Sunday 14 May 2017

Sunday 14th May 2017

SHE SAID:

WELL WHAT A NIGHT!...

Technically it happened last night from around 10.30pm, but we were still awake till well after midnight! We heard a thump coming from the direction of the lounge. Geoff went to investigate, but couldn't see why it had happened. A little while later it happened again, so we both got up & headed into the lounge area. I turned on all the lights & we spotted a couple of ornaments on the floor by one of the bookcases. And a rapidly disappearing brown “snake-like tail” heading into the bookcase. OMG!

Very carefully Geoff started moving books off the shelves where we last saw it; he pushed them onto the floor with a long stick. Nothing was seen for ages. We'd moved about 75% of the books, trying to narrow down the area, then we saw it trying to hide from us, curled up tightly in a corner on top of some books that we hadn't yet moved! It was a lovely coppery brown colour. We had NO idea what it might be, but it wasn't a python, so it could have been deadly.

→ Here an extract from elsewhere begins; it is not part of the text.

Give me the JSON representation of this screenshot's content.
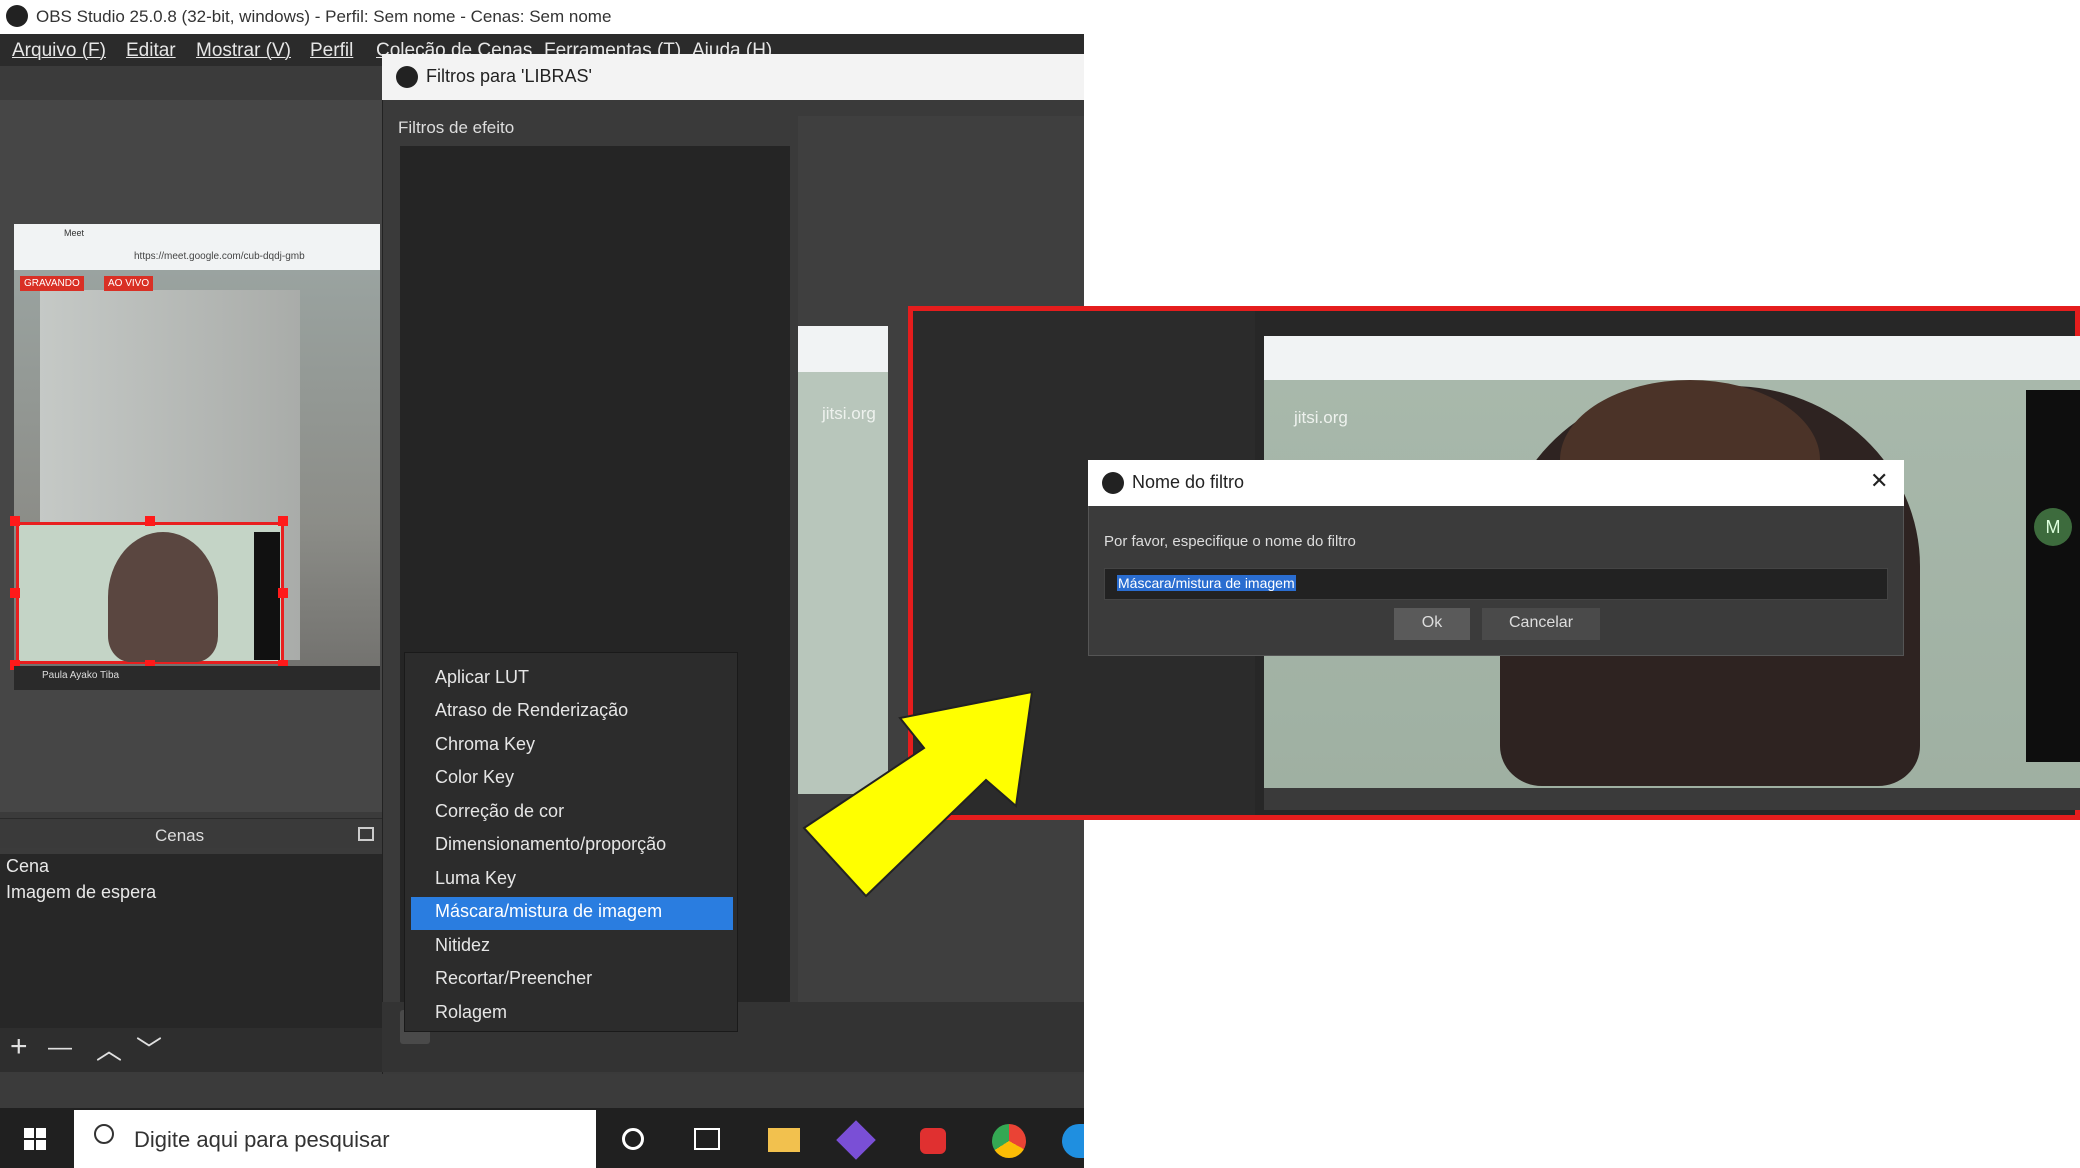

I found a snake catcher's phone number in Cairns, woke the poor guy up, sent him a picture & he ID'd it as a Brown Tree Snake: NOT deadly – phew. He suggested we just try & sweep it out with a broom! Not as easy as it sounds!

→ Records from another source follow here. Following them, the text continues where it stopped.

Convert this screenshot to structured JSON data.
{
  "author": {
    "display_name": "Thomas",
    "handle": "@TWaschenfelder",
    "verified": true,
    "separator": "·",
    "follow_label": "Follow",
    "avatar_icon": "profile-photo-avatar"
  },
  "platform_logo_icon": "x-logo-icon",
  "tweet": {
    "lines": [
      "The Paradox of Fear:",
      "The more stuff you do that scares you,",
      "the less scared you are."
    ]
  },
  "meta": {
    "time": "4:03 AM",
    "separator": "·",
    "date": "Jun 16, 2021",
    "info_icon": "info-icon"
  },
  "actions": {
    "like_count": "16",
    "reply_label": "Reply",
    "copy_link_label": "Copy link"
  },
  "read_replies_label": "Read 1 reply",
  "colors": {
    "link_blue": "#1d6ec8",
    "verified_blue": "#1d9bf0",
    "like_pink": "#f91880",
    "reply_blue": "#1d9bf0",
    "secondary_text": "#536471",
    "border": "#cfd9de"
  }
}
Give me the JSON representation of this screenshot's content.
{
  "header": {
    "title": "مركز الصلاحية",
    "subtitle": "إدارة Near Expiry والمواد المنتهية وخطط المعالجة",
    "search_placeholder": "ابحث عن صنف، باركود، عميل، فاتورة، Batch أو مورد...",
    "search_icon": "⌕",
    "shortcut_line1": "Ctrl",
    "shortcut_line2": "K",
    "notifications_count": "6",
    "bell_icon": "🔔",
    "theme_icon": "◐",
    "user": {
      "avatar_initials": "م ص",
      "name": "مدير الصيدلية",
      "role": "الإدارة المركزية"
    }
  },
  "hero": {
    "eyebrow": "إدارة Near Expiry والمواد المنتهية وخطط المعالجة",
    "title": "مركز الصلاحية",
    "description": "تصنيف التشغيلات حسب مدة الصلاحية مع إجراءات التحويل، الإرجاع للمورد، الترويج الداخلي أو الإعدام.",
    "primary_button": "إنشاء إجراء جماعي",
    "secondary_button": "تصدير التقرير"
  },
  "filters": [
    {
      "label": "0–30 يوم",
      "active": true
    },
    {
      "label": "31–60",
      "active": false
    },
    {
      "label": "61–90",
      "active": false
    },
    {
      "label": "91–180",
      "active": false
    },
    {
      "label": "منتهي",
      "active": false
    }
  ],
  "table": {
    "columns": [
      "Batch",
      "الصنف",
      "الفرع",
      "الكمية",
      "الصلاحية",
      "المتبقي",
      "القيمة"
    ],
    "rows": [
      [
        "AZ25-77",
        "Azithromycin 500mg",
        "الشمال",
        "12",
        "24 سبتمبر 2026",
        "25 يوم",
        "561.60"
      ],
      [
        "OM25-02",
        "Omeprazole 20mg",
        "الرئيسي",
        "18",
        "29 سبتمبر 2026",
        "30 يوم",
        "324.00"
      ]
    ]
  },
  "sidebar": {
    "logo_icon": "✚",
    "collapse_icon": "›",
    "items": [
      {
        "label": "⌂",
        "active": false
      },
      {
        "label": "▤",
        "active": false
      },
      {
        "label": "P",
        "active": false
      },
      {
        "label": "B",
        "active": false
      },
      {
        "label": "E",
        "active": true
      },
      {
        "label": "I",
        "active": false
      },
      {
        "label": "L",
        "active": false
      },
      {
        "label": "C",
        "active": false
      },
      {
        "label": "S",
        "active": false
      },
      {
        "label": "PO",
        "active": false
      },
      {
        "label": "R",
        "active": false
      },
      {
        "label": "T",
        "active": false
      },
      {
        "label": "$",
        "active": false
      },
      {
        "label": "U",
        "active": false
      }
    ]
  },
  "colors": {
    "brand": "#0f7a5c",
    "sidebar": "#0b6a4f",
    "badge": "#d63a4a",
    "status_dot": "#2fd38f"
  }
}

We nearly got it into a sack, but it slithered away into the hardest to reach corner of the bookcase. I got a metal coat hanger & Geoff bent & twisted it around a long thin stick. He eventually hooked it & rushed outside, throwing it into the bush!
OM*G! 
We were so hyped up after that it took about ½ hour to relax enough to go to sleep.

To top the day off we went & watched the release of a huge 100+ year old Green Turtle back into the ocean off Kurrimine Beach. She had been rescued 5 months ago when she was seen floating in the water in obvious distress.

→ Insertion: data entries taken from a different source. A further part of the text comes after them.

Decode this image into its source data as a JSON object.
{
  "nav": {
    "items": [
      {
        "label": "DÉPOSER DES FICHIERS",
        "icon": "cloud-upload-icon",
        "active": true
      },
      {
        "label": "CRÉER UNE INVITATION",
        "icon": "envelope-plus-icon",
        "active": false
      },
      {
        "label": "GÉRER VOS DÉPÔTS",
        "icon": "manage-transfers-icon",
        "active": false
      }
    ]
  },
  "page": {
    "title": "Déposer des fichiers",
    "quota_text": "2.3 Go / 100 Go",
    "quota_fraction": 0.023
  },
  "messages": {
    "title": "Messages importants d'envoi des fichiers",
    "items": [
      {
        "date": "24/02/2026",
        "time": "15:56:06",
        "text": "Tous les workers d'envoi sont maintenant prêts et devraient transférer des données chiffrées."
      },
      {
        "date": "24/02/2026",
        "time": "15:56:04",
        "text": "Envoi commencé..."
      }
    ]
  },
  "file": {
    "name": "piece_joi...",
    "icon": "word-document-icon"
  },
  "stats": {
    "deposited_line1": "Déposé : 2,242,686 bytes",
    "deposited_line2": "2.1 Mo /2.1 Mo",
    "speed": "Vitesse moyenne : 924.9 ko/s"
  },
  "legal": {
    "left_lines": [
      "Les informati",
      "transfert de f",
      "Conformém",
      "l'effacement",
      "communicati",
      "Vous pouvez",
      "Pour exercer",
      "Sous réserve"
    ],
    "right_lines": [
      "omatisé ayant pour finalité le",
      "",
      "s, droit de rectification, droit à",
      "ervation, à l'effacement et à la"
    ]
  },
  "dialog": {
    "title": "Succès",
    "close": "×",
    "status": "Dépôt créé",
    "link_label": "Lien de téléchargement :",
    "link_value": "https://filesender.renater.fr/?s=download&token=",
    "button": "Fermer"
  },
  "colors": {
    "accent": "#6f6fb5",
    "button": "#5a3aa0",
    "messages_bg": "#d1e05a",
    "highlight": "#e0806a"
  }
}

This will be a 24 hours to remember!

The only picture I got of the snake, sadly, but we were in no state get posed photos!
The aftermath of our snake hunting exercise last night!
And Geoff armed to the eyeballs!

The crowds begin to gather on Kurrimine Beach in hopes of seeing a Green Turtle
getting released back into it's home environment

Lining up as the turtle is carried to the water's edge
Euroma the 100 year old Green Turtle arrives

Euroma's last journey to the ocean, with the help of her rescuer; right &
the people who rehabilitated her (she had swallowed heaps of plastic, & was unable dive because of it)




Free at last, she makes a speedy getaway to the water


HE SAID:

We know that most people around here keep all trees and shrubbery well away from their houses, and for good reason. The nearer the trees/shrubs/bushes etc to a house the better the chances of meeting an unwanted trespasser of some sort. This house has trees and shrubs touching the house.

Today's unwanted trespasser was the world's deadliest (in my mind for a few minutes, at the time, until guess-semi-identified by the Cairns snake bloke), and we wanted it gone! I knew there would be no sleep for us until it was found and removed.

Only some of my profuse sweating was due to the exertion of removing a few hundred books from a bookcase with one hand whilst leaning at a strange angle and holding a stick! I reckon I was more of a klutz like Steve Irwin, than a smooth operator like Attenborough.

But we got the job done! No-one got eaten, harmed, or killed in any way. The snake was released into the wild, and we were relieved into the bed. At last.

PS: The dog, Bruce, either didn't detect the snake, or didn't care. Either way he was as much help as a chocolate teapot.